Il n'en demeure pas moins que la "mosaïque ethnique" de l'Indonésie s'est révélée dans le passé la source de tensions sociales parfois violentes. Celles-ci se sont tout particulièrement exercées à l'encontre de la minorité chinoise qui occupe une place à part en raison de sa prépondérance économique. Ainsi, J. Chailley-Bert, dans l'ouvrage consacré à " Java et ses habitants " qu'il a publié en 1900, décrit l'âpreté au travail et l'importance du rôle économique de cette catégorie de la population en des termes qui n'ont pas toujours perdu de leur actualité. Il témoigne aussi des réactions peu amènes que la réussite de ses membres pouvait entraîner au sein des communautés autochtones et ce témoignage rappelle que derrière une tradition de consensus le pays peut être une terre de violences extrêmes.

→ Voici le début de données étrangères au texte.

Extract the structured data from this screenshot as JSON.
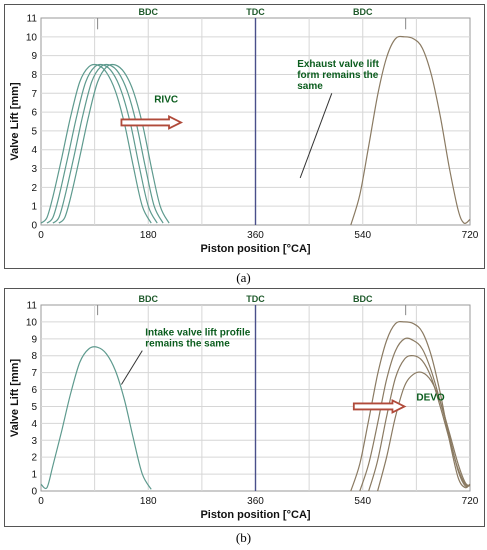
{
  "chart_data": [
    {
      "type": "line",
      "xlabel": "Piston position [°CA]",
      "ylabel": "Valve Lift [mm]",
      "xlim": [
        0,
        720
      ],
      "ylim": [
        0,
        11
      ],
      "xticks": [
        "0",
        "180",
        "360",
        "540",
        "720"
      ],
      "yticks": [
        "0",
        "1",
        "2",
        "3",
        "4",
        "5",
        "6",
        "7",
        "8",
        "9",
        "10",
        "11"
      ],
      "top_labels": [
        {
          "text": "BDC",
          "x": 180
        },
        {
          "text": "TDC",
          "x": 360
        },
        {
          "text": "BDC",
          "x": 540
        }
      ],
      "grid": true,
      "series": [
        {
          "color": "#5e9a8e",
          "x": [
            0,
            10,
            20,
            35,
            50,
            65,
            80,
            95,
            110,
            125,
            140,
            155,
            170,
            185
          ],
          "y": [
            0.1,
            0.4,
            1.5,
            3.6,
            5.8,
            7.6,
            8.4,
            8.5,
            8.1,
            7.1,
            5.4,
            3.1,
            1.0,
            0.1
          ]
        },
        {
          "color": "#5e9a8e",
          "x": [
            10,
            20,
            30,
            45,
            60,
            75,
            90,
            105,
            120,
            135,
            150,
            165,
            180,
            195
          ],
          "y": [
            0.1,
            0.4,
            1.5,
            3.6,
            5.8,
            7.6,
            8.4,
            8.5,
            8.1,
            7.1,
            5.4,
            3.1,
            1.0,
            0.1
          ]
        },
        {
          "color": "#5e9a8e",
          "x": [
            20,
            30,
            40,
            55,
            70,
            85,
            100,
            115,
            130,
            145,
            160,
            175,
            190,
            205
          ],
          "y": [
            0.1,
            0.4,
            1.5,
            3.6,
            5.8,
            7.6,
            8.4,
            8.5,
            8.1,
            7.1,
            5.4,
            3.1,
            1.0,
            0.1
          ]
        },
        {
          "color": "#5e9a8e",
          "x": [
            30,
            40,
            50,
            65,
            80,
            95,
            110,
            125,
            140,
            155,
            170,
            185,
            200,
            215
          ],
          "y": [
            0.1,
            0.4,
            1.5,
            3.6,
            5.8,
            7.6,
            8.4,
            8.5,
            8.1,
            7.1,
            5.4,
            3.1,
            1.0,
            0.1
          ]
        },
        {
          "color": "#8a7a62",
          "x": [
            520,
            535,
            550,
            565,
            580,
            595,
            610,
            625,
            640,
            655,
            670,
            685,
            700,
            710,
            720
          ],
          "y": [
            0.0,
            1.6,
            4.2,
            6.9,
            8.9,
            9.9,
            10.0,
            9.9,
            9.4,
            8.0,
            5.8,
            3.1,
            0.8,
            0.1,
            0.3
          ]
        }
      ],
      "annotations": [
        {
          "text": "RIVC",
          "color": "#0b5d1e",
          "x": 190,
          "y": 6.5
        },
        {
          "text": "Exhaust valve lift\nform remains the\nsame",
          "color": "#0b5d1e",
          "x": 430,
          "y": 8.4
        }
      ],
      "arrow": {
        "x1": 135,
        "x2": 235,
        "y": 5.45,
        "color": "#b04a3a"
      },
      "pointer": {
        "x1": 488,
        "y1": 7.0,
        "x2": 435,
        "y2": 2.5
      },
      "caption": "(a)"
    },
    {
      "type": "line",
      "xlabel": "Piston position [°CA]",
      "ylabel": "Valve Lift [mm]",
      "xlim": [
        0,
        720
      ],
      "ylim": [
        0,
        11
      ],
      "xticks": [
        "0",
        "180",
        "360",
        "540",
        "720"
      ],
      "yticks": [
        "0",
        "1",
        "2",
        "3",
        "4",
        "5",
        "6",
        "7",
        "8",
        "9",
        "10",
        "11"
      ],
      "top_labels": [
        {
          "text": "BDC",
          "x": 180
        },
        {
          "text": "TDC",
          "x": 360
        },
        {
          "text": "BDC",
          "x": 540
        }
      ],
      "grid": true,
      "series": [
        {
          "color": "#5e9a8e",
          "x": [
            0,
            10,
            20,
            35,
            50,
            65,
            80,
            95,
            110,
            125,
            140,
            155,
            170,
            185
          ],
          "y": [
            0.4,
            0.2,
            1.5,
            3.6,
            5.8,
            7.6,
            8.4,
            8.5,
            8.1,
            7.1,
            5.4,
            3.1,
            1.0,
            0.1
          ]
        },
        {
          "color": "#8a7a62",
          "x": [
            520,
            535,
            550,
            565,
            580,
            595,
            610,
            625,
            640,
            655,
            670,
            685,
            700,
            712,
            720
          ],
          "y": [
            0.0,
            1.6,
            4.2,
            6.9,
            8.9,
            9.9,
            10.0,
            9.9,
            9.4,
            8.0,
            5.8,
            3.1,
            0.8,
            0.2,
            0.4
          ]
        },
        {
          "color": "#8a7a62",
          "x": [
            535,
            550,
            565,
            580,
            595,
            610,
            625,
            640,
            655,
            670,
            685,
            700,
            712,
            720
          ],
          "y": [
            0.0,
            1.6,
            4.0,
            6.6,
            8.3,
            9.0,
            8.9,
            8.4,
            7.1,
            5.3,
            3.3,
            1.2,
            0.3,
            0.4
          ]
        },
        {
          "color": "#8a7a62",
          "x": [
            550,
            565,
            580,
            595,
            610,
            625,
            640,
            655,
            670,
            685,
            700,
            712,
            720
          ],
          "y": [
            0.0,
            1.8,
            4.4,
            6.7,
            7.8,
            8.0,
            7.7,
            6.7,
            5.0,
            3.1,
            1.3,
            0.4,
            0.3
          ]
        },
        {
          "color": "#8a7a62",
          "x": [
            565,
            580,
            595,
            610,
            625,
            640,
            655,
            670,
            685,
            700,
            712,
            720
          ],
          "y": [
            0.0,
            2.0,
            4.4,
            6.2,
            6.9,
            7.0,
            6.5,
            5.3,
            3.5,
            1.6,
            0.5,
            0.3
          ]
        }
      ],
      "annotations": [
        {
          "text": "Intake valve lift profile\nremains the same",
          "color": "#0b5d1e",
          "x": 175,
          "y": 9.2
        },
        {
          "text": "DEVO",
          "color": "#0b5d1e",
          "x": 630,
          "y": 5.35
        }
      ],
      "arrow": {
        "x1": 525,
        "x2": 610,
        "y": 5.0,
        "color": "#b04a3a"
      },
      "pointer": {
        "x1": 170,
        "y1": 8.3,
        "x2": 135,
        "y2": 6.3
      },
      "caption": "(b)"
    }
  ]
}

Encore durement frappée en 1965-66, la minorité chinoise n'a, depuis cette date, été que très rarement et à une faible échelle l'exutoire des frustrations.

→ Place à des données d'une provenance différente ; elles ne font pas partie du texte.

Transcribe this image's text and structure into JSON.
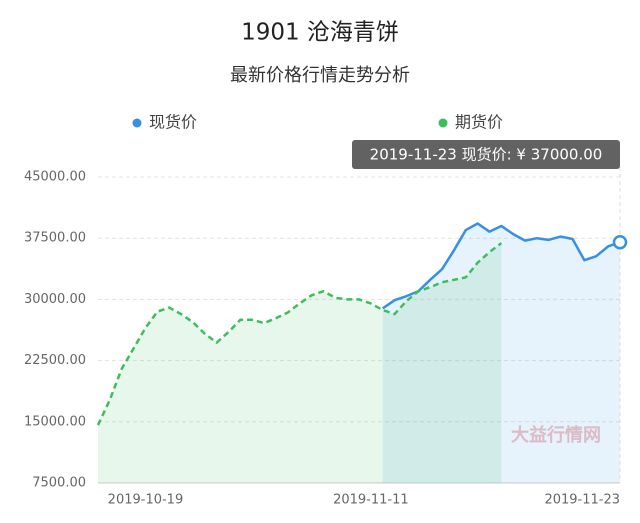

Aujourd'hui, on estime habituellement que les Chinois d'Indonésie qui représentent environ à 4 % de la population , détiennent près des trois quarts de la richesse nationale.

c) La richesse culturelle et religieuse

Presque chacune des îles de l'Indonésie possède son histoire et ses traditions propres. Les destinées de plusieurs d'entre elles se sont entrecroisées dans le passé et beaucoup ont connu avec une certaine synchronicité les grands mouvements de civilisation qui ont successivement imprimé leur empreinte dans la région : l'hindouisme, le bouddhisme, l'Islam, la colonisation hollandaise... Mais, l'histoire collective de l'archipel ne commence vraiment qu'avec l'indépendance arrachée au colonisateur hollandais en 1949, au terme d'une guerre de libération qui aura duré quatre ans.

On trouve un reflet de ce passé fragmenté dans le domaine linguistique. Quelque 300 langues et dialectes sont couramment parlés en Indonésie. La langue commune, le "bahasa indonesa" proche du malais et dont la pratique est désormais généralisée, n'a été imposée que depuis l'indépendance.

La religion est le dernier élément majeur de la diversité indonésienne. L'Indonésie est le plus grand pays musulman du monde par le nombre de pratiquants. Cependant, si 88 % des habitants embrassent la foi mahométane, l'Islam n'est pas une religion d'Etat et le pays compte 9 % de chrétiens, principalement protestants, mais aussi des hindouistes (2 %) qui composent la grande majorité de la population de Bali, ainsi que des bouddhistes qui sont en grand nombre dans la communauté d'origine chinoise.

Dans ce contexte, ce n'est pas la mosquée mais l'armée qui est le creuset de l'identité nationale et c'est l'Etat qui est le garant de l'unité du pays.